Deutsche Bank sent a shockwave through the markets as it said in a new report that the US is headed for a “major recession” if the Fed cannot stem the tide of inflation.

“We will get a major recession,” Deutsche Bank economists wrote in a report to clients released on Tuesday, Apr. 26.

The problem, according to the bank, is that while inflation may be peaking, it will take a “long time” before it gets back down to the Fed’s goal of 2%. That suggests the central bank will raise interest rates so aggressively that it hurts the economy.

“We regard it…as highly likely that the Fed will have to step on the brakes even more firmly, and a deep recession will be needed to bring inflation to heel,” Deutsche Bank economists wrote in its report with the ominous title, “Why the coming recession will be worse than expected.”

To make its case, Deutsche Bank created an index that tracks the distance between inflation and unemployment over the past 60 years and the Fed’s stated goals for those metrics. That research, according to the bank, finds that the Fed today is “much further behind the curve” than it has been since the early 1980s, a period when extremely high inflation forced the central bank to raise interest rates to record highs, crushing the economy.

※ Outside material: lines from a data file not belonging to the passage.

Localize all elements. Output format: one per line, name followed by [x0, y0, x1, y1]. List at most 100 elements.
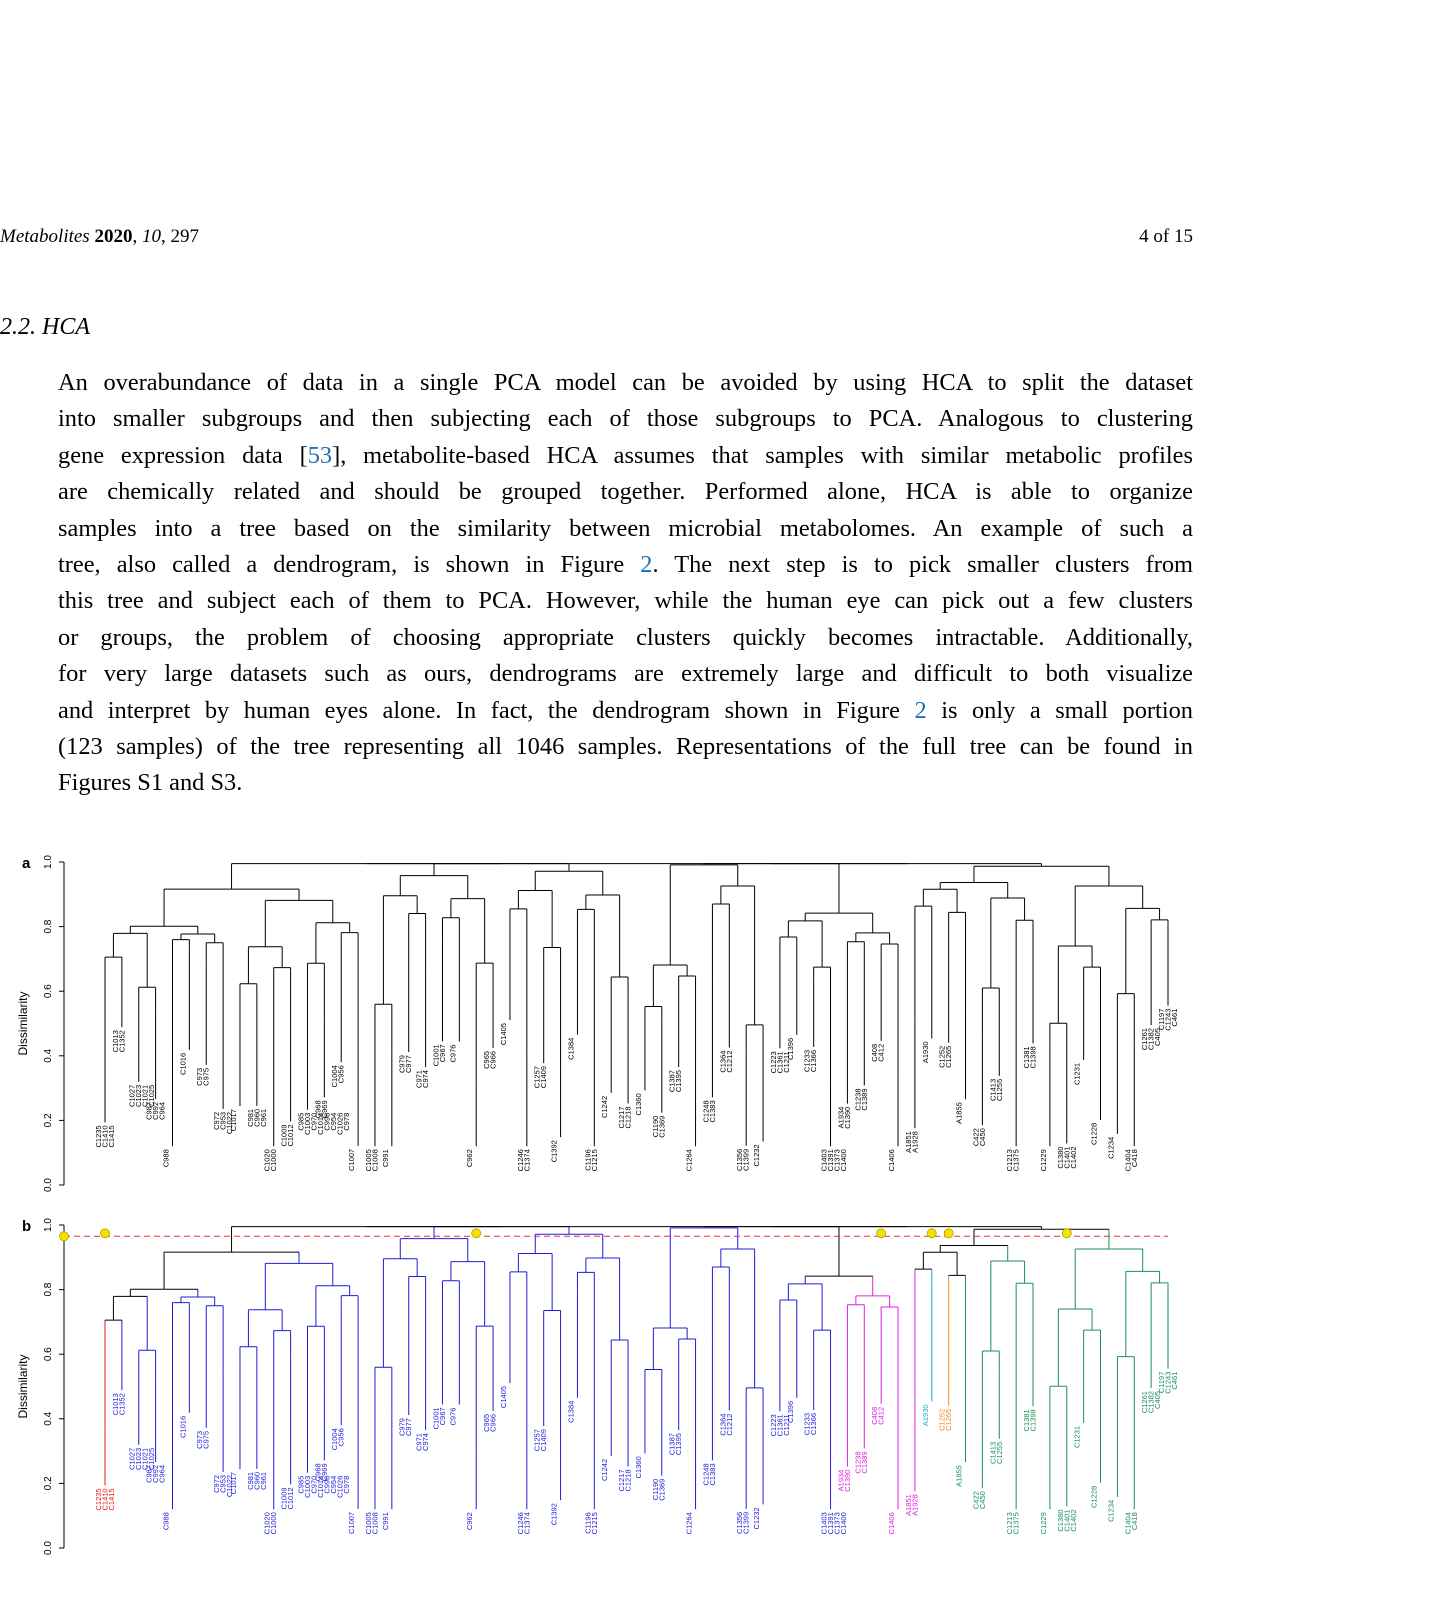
leaf-label: C1380	[1056, 1510, 1065, 1532]
leaf-label: C1409	[539, 1429, 548, 1451]
leaf-label: C1381	[1022, 1046, 1031, 1068]
leaf-label: C1190	[651, 1116, 660, 1138]
leaf-label: C961	[259, 1109, 268, 1127]
leaf-label: C1369	[657, 1479, 666, 1501]
leaf-label: C1008	[370, 1512, 379, 1534]
leaf-label: A1851	[904, 1131, 913, 1153]
leaf-label: C967	[438, 1407, 447, 1425]
cluster-marker	[943, 1228, 954, 1239]
leaf-label: C961	[259, 1472, 268, 1490]
leaf-label: C1364	[718, 1414, 727, 1436]
leaf-label: C1004	[330, 1428, 339, 1450]
page-number: 4 of 15	[1139, 226, 1193, 247]
figure-link[interactable]: 2	[914, 696, 927, 724]
leaf-label: C1265	[944, 1409, 953, 1431]
leaf-label: C1375	[1012, 1512, 1021, 1534]
leaf-label: C1261	[1140, 1028, 1149, 1050]
leaf-label: C1248	[701, 1100, 710, 1122]
leaf-label: C953	[219, 1112, 228, 1130]
leaf-label: C972	[212, 1475, 221, 1493]
leaf-label: C418	[1130, 1512, 1139, 1530]
leaf-label: C1396	[786, 1401, 795, 1423]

History shows the Fed has “never been able to correct” even smaller overshoots of inflation and employment “without pushing the economy into a significant recession,” Deutsche Bank said.

Given that the job market has “over-tightened” by as much as two percentage points of unemployment, the bank said, “Something stronger than a mild recession will be needed to do the job.”

However, it’s not all bad news. Deutsche Bank sees the economy rebounding by mid-2024 as the Fed reverses course in its inflation fight. Furthermore, not all economic and financial prognosticators agree with the major bank’s assessment. 

For example, Goldman Sachs is a bit more “bearish.” While the investment firm concedes it will be “very challenging” to bring down high inflation and wage growth, it stresses that a recession is “not inevitable.”

“We do not need a recession but probably do need growth to slow to a somewhat below-potential pace, a path that raises recession risk,” Goldman Sachs economists wrote in its most recent report that was released the same day as the “gloom and doom” prediction of Deutsche Bank.

UBS is similarly hopeful that the economic expansion will continue despite the Fed’s shift to inflation-fighting mode.

“Inflation should ease from current levels, and we do not expect a recession from rising interest rates,” Mark Haefele, chief investment officer at UBS Global Wealth Management, wrote in a report on Monday, after the release of Deutsche Bank’s dire prediction.

Deutsche Bank said the most important factor behind its more negative view is the likelihood that inflation will remain “persistently elevated for longer than generally anticipated.”

The bank said several developments will contribute to higher-than-feared inflation, including the reversal of globalization, climate change, further supply-chain disruptions caused by the war in Ukraine and Covid lockdowns in China, and coming increases to inflation expectations that will support actual inflation.

“The scourge of inflation has returned and is here to stay,” Deutsche Bank said.